Mir bleibt nichts anderes übrig als hinter dem Mann, dem ich im Geiste den Namen Henrik gegeben habe, her zu rennen. Ich weiß nicht, wohin oder warum, aber was bleibt mir sonst übrig? Egal, wer uns verfolgt, ich glaube nicht, dass es ihn interessiert, dass ich eigentlich nicht hierher gehöre und vor fünf Minuten noch im Haus meiner Eltern vor einem Spiegel gestanden habe. Ich glaube es ja selbst nicht. „Autsch!“ schon wieder so ein blöder Ast.
„Los nach rechts, Demian! Wir laufen sonst direkt auf die Schlucht zu!“
Was? Ich heiße Demian, das heißt ich bin ein Mann? Das glaube ich nicht, mein Geist kann doch nicht plötzlich in einer anderen Person sein, oder doch? Ich schaue an mir herunter und erkenne mit Schrecken, dass ich nicht mehr die zierliche Figur habe, auf die ich so stolz war, sondern ich mich in einem kräftigen Männerkörper befinde.
„Mist, wir sitzen in der Falle, links und rechts sind Männer der königlichen Garde! Noch zehn Meter und wir sind am Abgrund!“
Ohne Kampf werde ich mich nicht geschlagen geben, wenn ich schon sterben muss dann wenigstens ehrenvoll und nicht als Feigling!
„Was heißt hier Abgrund?“ Plötzlich stehe ich nur wenige Zentimeter von einer bestimmt 30 Meter tiefen Schlucht entfernt, ganz weit unten fließt ein breiter Fluss. Erst jetzt werde ich mir der Situation bewusst in der ich mich befinde. Zehn bis zu den Zähnen bewaffnete Krieger nähern sich uns im Halbkreis.
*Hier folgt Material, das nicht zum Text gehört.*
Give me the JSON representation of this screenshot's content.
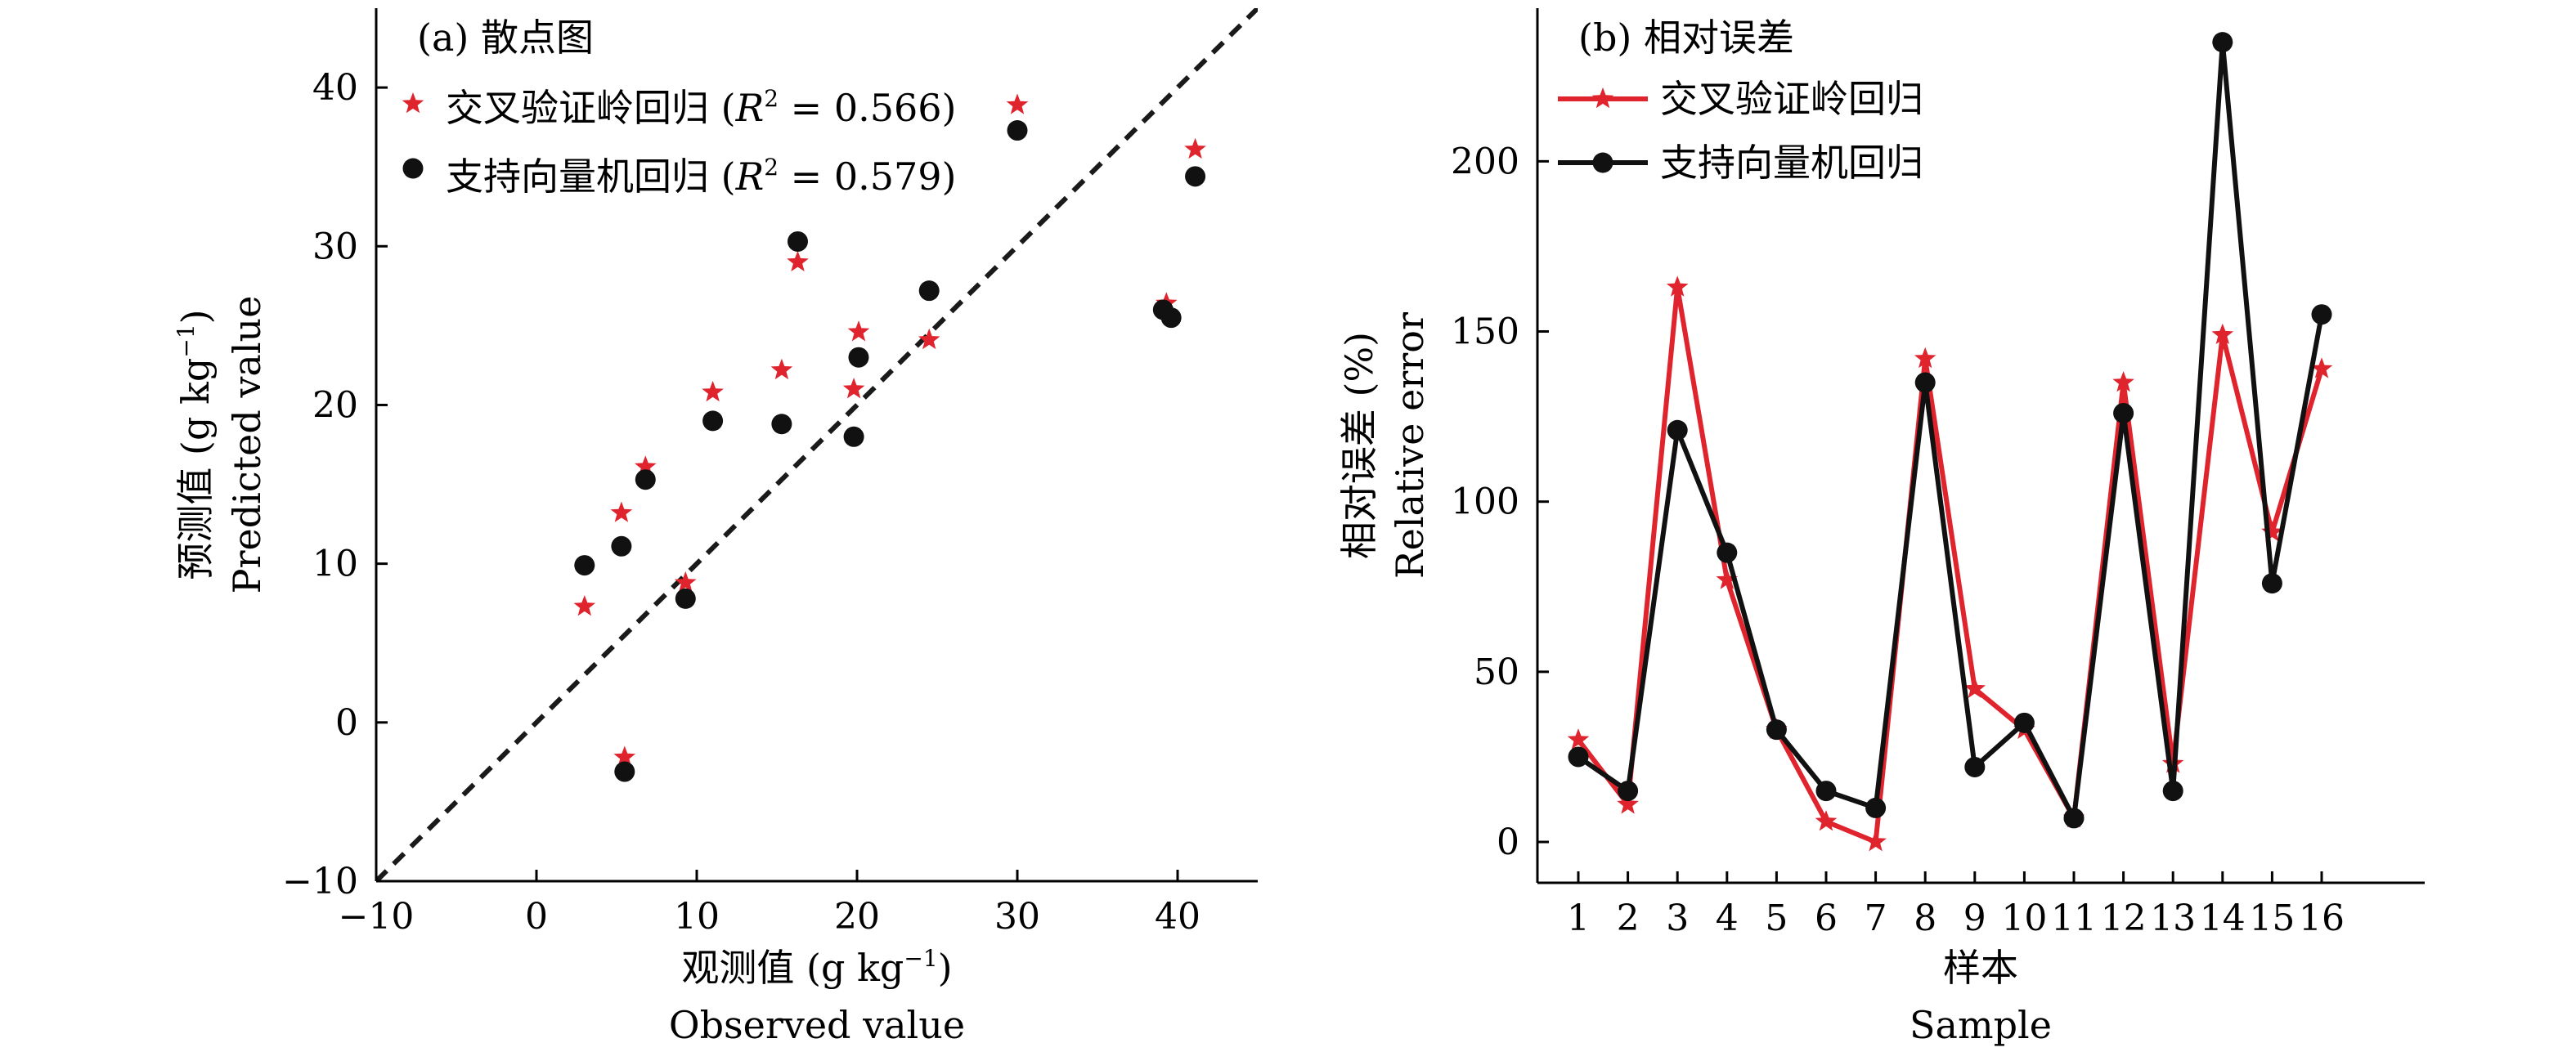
{
  "figure": {
    "colors": {
      "cv_ridge": "#e0242e",
      "svr": "#111111",
      "diagonal": "#1a1a1a"
    }
  },
  "chart_data": [
    {
      "type": "scatter",
      "panel_label": "(a) 散点图",
      "xlabel_cn": "观测值 (g kg⁻¹)",
      "xlabel_en": "Observed value",
      "ylabel_cn": "预测值 (g kg⁻¹)",
      "ylabel_en": "Predicted value",
      "xlim": [
        -10,
        45
      ],
      "ylim": [
        -10,
        45
      ],
      "xticks": [
        -10,
        0,
        10,
        20,
        30,
        40
      ],
      "yticks": [
        -10,
        0,
        10,
        20,
        30,
        40
      ],
      "xtick_labels": [
        "−10",
        "0",
        "10",
        "20",
        "30",
        "40"
      ],
      "ytick_labels": [
        "−10",
        "0",
        "10",
        "20",
        "30",
        "40"
      ],
      "reference_line": "y = x (dashed)",
      "legend_position": "top-left",
      "series": [
        {
          "name": "交叉验证岭回归",
          "legend_label": "交叉验证岭回归 (R² = 0.566)",
          "r2": 0.566,
          "marker": "star",
          "color": "#e0242e",
          "points": [
            [
              3,
              7.3
            ],
            [
              5.3,
              13.2
            ],
            [
              5.5,
              -2.2
            ],
            [
              6.8,
              16.1
            ],
            [
              9.3,
              8.8
            ],
            [
              11,
              20.8
            ],
            [
              15.3,
              22.2
            ],
            [
              16.3,
              29
            ],
            [
              19.8,
              21
            ],
            [
              20.1,
              24.6
            ],
            [
              24.5,
              24.1
            ],
            [
              30,
              38.9
            ],
            [
              39.3,
              26.4
            ],
            [
              41.1,
              36.1
            ]
          ]
        },
        {
          "name": "支持向量机回归",
          "legend_label": "支持向量机回归 (R² = 0.579)",
          "r2": 0.579,
          "marker": "circle",
          "color": "#111111",
          "points": [
            [
              3,
              9.9
            ],
            [
              5.3,
              11.1
            ],
            [
              5.5,
              -3.1
            ],
            [
              6.8,
              15.3
            ],
            [
              9.3,
              7.8
            ],
            [
              11,
              19
            ],
            [
              15.3,
              18.8
            ],
            [
              16.3,
              30.3
            ],
            [
              19.8,
              18
            ],
            [
              20.1,
              23
            ],
            [
              24.5,
              27.2
            ],
            [
              30,
              37.3
            ],
            [
              39.1,
              26
            ],
            [
              39.6,
              25.5
            ],
            [
              41.1,
              34.4
            ]
          ]
        }
      ]
    },
    {
      "type": "line",
      "panel_label": "(b) 相对误差",
      "xlabel_cn": "样本",
      "xlabel_en": "Sample",
      "ylabel_cn": "相对误差 (%)",
      "ylabel_en": "Relative error",
      "categories": [
        "1",
        "2",
        "3",
        "4",
        "5",
        "6",
        "7",
        "8",
        "9",
        "10",
        "11",
        "12",
        "13",
        "14",
        "15",
        "16"
      ],
      "ylim": [
        -12,
        245
      ],
      "yticks": [
        0,
        50,
        100,
        150,
        200
      ],
      "legend_position": "top-left",
      "series": [
        {
          "name": "交叉验证岭回归",
          "marker": "star",
          "color": "#e0242e",
          "values": [
            30,
            11,
            163,
            77,
            33,
            6,
            0,
            142,
            45,
            33,
            7,
            135,
            23,
            149,
            91,
            139
          ]
        },
        {
          "name": "支持向量机回归",
          "marker": "circle",
          "color": "#111111",
          "values": [
            25,
            15,
            121,
            85,
            33,
            15,
            10,
            135,
            22,
            35,
            7,
            126,
            15,
            235,
            76,
            155
          ]
        }
      ]
    }
  ]
}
Langsam steigt Panik in mir auf und ich habe das Gefühl, eine riesige Hand würde mir den Hals zudrücken und mir die Luft zum Atmen nehmen. Es gibt kein Entkommen!
„Los, zieh Dein Schwert, Demian, mit etwas Glück können wir es schaffen!“ Wenn´s nur so wäre, gegen diese Krieger haben wir keine Chance. Das war´s dann wohl! Aber warum zieht Demian sein Schwert nicht? Will er als Feigling sterben? Ich habe ihn noch nie so verunsichert gesehen. Sonst konnte man sich doch immer auf ihn verlassen. Ausgerechnet jetzt wo es um Leben oder Tod geht.
In meiner Panik greife ich nach dem linken Handgelenk von Henrik und klammer mich an ihm fest.
„Demian was tust Du? Wir müssen kämpfen! Lass meinen Arm los, oder wir werden sterben!“
Was soll ich nur tun? Ich will so nicht sterben!
Einer der Krieger kommt direkt auf Henrik zu und holt mit seinem Schwert aus um ihn zu töten. Ich mache vor Schreck einen Schritt zurück und ... da ist nichts mehr.. unter meinem Fuß ist nichts. Ich fange an mit den Armen zu rudern, um wieder ins Gleichgewicht zu kommen.
„Neeiin!!“ So habe ich mir mein Ende nicht vorgestellt. Ich wollte als Held in einem Kampf sterben. Und jetzt ende ich zerschmettert am Grund eines Flusses.
Ich hätte nicht gedacht, dass man so lange fliegt, bis man unten ist. Komische Gedanken, die man so kurz vorm Tod hat.
Ooh, nein, was habe ich nur getan? Ich habe uns in den Abgrund gerissen! Ich hab´ doch noch so viel vorgehabt und jetzt? Der Abgrund rast immer schneller und schneller auf mich zu, ich halte immer noch krampfhaft das Handgelenk von Hendrik fest. Ich schließe kurz vor der Wasseroberfläche ganz fest die Augen und versuche mich zu zwingen aufzuwachen, denn das kann nicht wirklich passieren, ich werde nicht sterben. Ich fühle wie wir auf der Wasseroberfläche aufschlagen und es wird alles schwarz.
Ich schaue in den Spiegel und erkenne mein Spiegelbild, durch den vielen Staub zwar nur schemenhaft, aber eindeutig mein Spiegelbild, dass heißt ich lebe noch! Mir fällt ein riesiger Stein vom Herzen, alles nur ein Traum. Wie kann ich im Stehen einschlafen und dann noch so einen Quatsch träumen?
Ich schaue noch mal in den Spiegel und sehe unscharf dass da noch eine Gestalt neben mir steht, und ich halte von jemandem das Handgelenk ...
„Wo bin ich?“, frage ich die hübsche junge Frau neben mir, die krampfhaft mein Handgelenk festhält. Sieht es so im Himmel aus?